(Jan 21, 2024 02:39 PM)Zinjanthropos Wrote: This telescope has expanded the range of the observable universe yet there is still no sign that we are not alone. There’s even hints that there are other universes and that perhaps not everything came into existence at the BB but prior to it.
For theists, do these revelations make one wonder why all this is necessary? I imagine that God could focus more on us without there being more to care for. Still it’s kind of like whittling down a Sequoia to make a toothpick. Unless we are destined to fill the universe(s) with life I can’t see any purpose for so many galaxies void of intelligent life.. Must be some real exciting stuff coming to believers.
I think that the 'God' story made more sense in a small geocentric universe with only a handful of known planets in their circular paths overhead and the stars just tiny white dots on a black domelike firmament. All created maybe 4,000 years ago. That little universe with the Earth in its center did seem like a fishbowl for humans.
But space and time more or less infinite in all directions, with billions of galaxies each with with billions of stars, most of which probably have many planets. Plus an unknown number of brown dwarfs and starless rogue planets in the dark spaces between the stars and galaxies. To say nothing of black holes and neutron stars and exotic objects like that. As Carl Sagan used to chant in that voice of his: "Billions and Billions"! Lots of powers of ten.
That grandiose universe just seens kind of
excessive if it was created for human beings alone.
(Jan 21, 2024 04:52 PM)Magical Realist Wrote: I ponder the immensity of the universe we have only scratched the surface on for now. Trillions of galaxies each containing hundreds of billions of stars many of which harbor innumerable planets and moons. All that vacant real estate, wasted and useless from our own biocentric perspective. I suspect there are many more realms filled with beings we can't even imagine. We have to begin to think in terms beyond life, admitting the possibility of minds and consciousnesses out there unsaddled by the exigencies of physical matter and energy.
I'm also inclined to think that the universe is probably filled with perhaps inexhaustable wonders. Just a century of astronomical research has revealed a few of them. And I'm largely convinced that all of it wasn't created for human beings. I'm quite doubtful that it was created for any of its inhabitants, no matter how amazing those inhabitants might be to us.
I'm doubtful that the universe is a 'creation' at all, in any intentionally designed craftsmanship sense.
But that being said, I just feel intuitively in my gut that the universe has an
explanation, some reason why it exists at all and why its rules (laws of physics, logic itself) are as they are. I don't really expect that humans (or perhaps any other hypothetical aliens) knows what that that explanation is. Sometimes I think of it as
God, though not in an 'Abrahamic' way, but more in the manner of the ancient Greek philosophers or perhaps the natural theologians. (Ultimate explanation, source of cosmic order etc.)

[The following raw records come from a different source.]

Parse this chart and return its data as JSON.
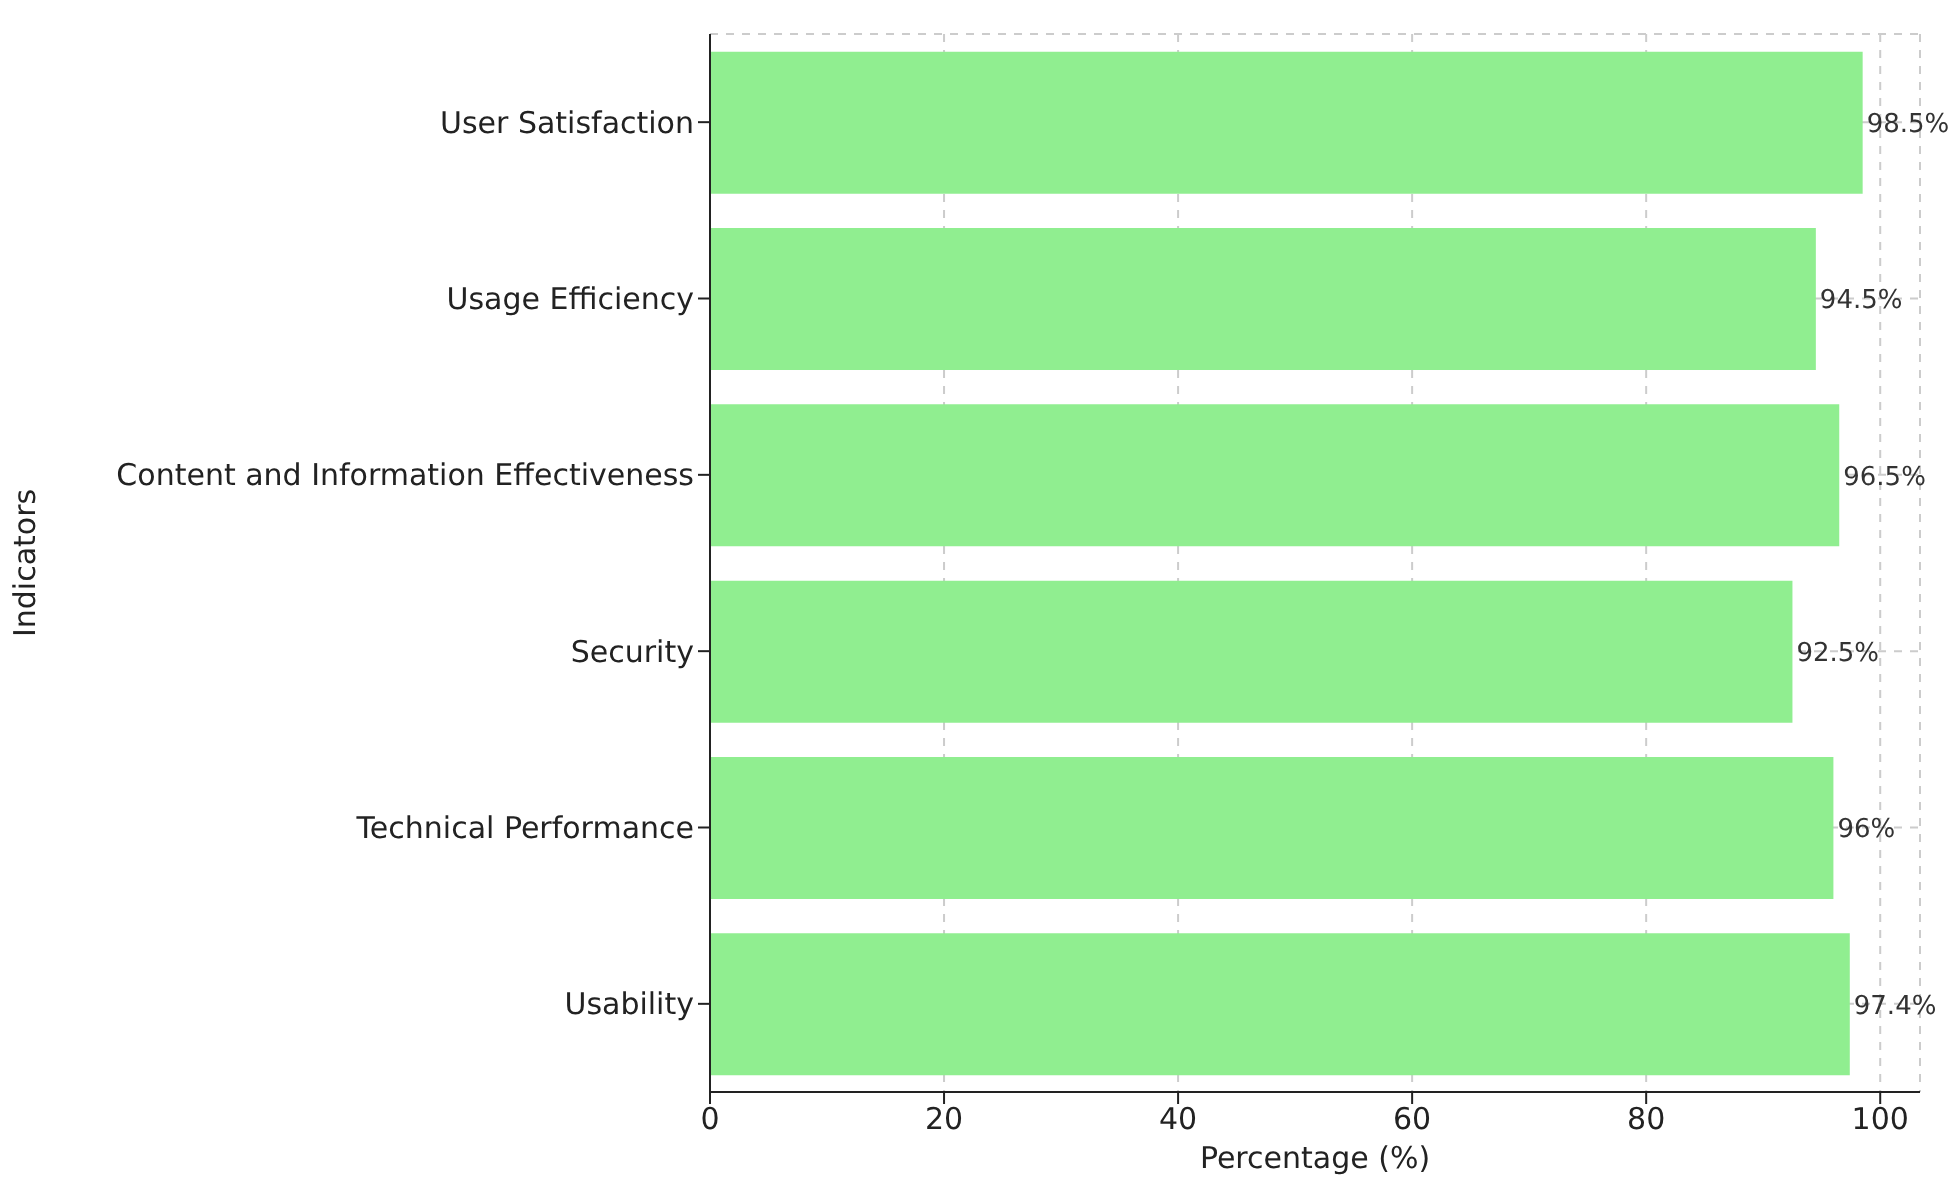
{
  "chart_data": {
    "type": "bar",
    "orientation": "horizontal",
    "xlabel": "Percentage (%)",
    "ylabel": "Indicators",
    "categories": [
      "User Satisfaction",
      "Usage Efficiency",
      "Content and Information Effectiveness",
      "Security",
      "Technical Performance",
      "Usability"
    ],
    "values": [
      98.5,
      94.5,
      96.5,
      92.5,
      96,
      97.4
    ],
    "value_labels": [
      "98.5%",
      "94.5%",
      "96.5%",
      "92.5%",
      "96%",
      "97.4%"
    ],
    "color": "#90ee90",
    "xlim": [
      0,
      103.4
    ],
    "xticks": [
      0,
      20,
      40,
      60,
      80,
      100
    ],
    "grid": true
  }
}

It's the ultimate metaphysical question, and perhaps some of the elder races in the universe have devoted themselves to trying to figure it out, in some scientific/religious quest. (The grandest science fiction has imagined that.)
Quote:What should we be looking for, in a domain as infinitely variegated as the entire cosmos?
Our problem, perhaps the problem of all sentient beings, is that we are historically contextual beings.
Imagine a scholar 1000 years ago in 1024. That scholar wouldn't be in any position to ask the kind of questions that we today would consider most important to ask. (Scientific questions for one.) That medieval scholar's intellectual context wouldn't make it possible. So imagine what our own context today might look like from the vantage point of 1000 years in the future.
What
should we look for? How can we possibly know?
So (my opinion) is that our best course might be simply to observe. Try to gather as much data as we can, but resist as best we can the urge to jump to conclusions. Hypothesize all we like, but resist the temptation to confuse our hypotheses with ultimate truth. Our attempts to pontificate on the ultimate nature of reality today might look as foolish and laughable a thousand years from now as the certainties of 1024 look to us today.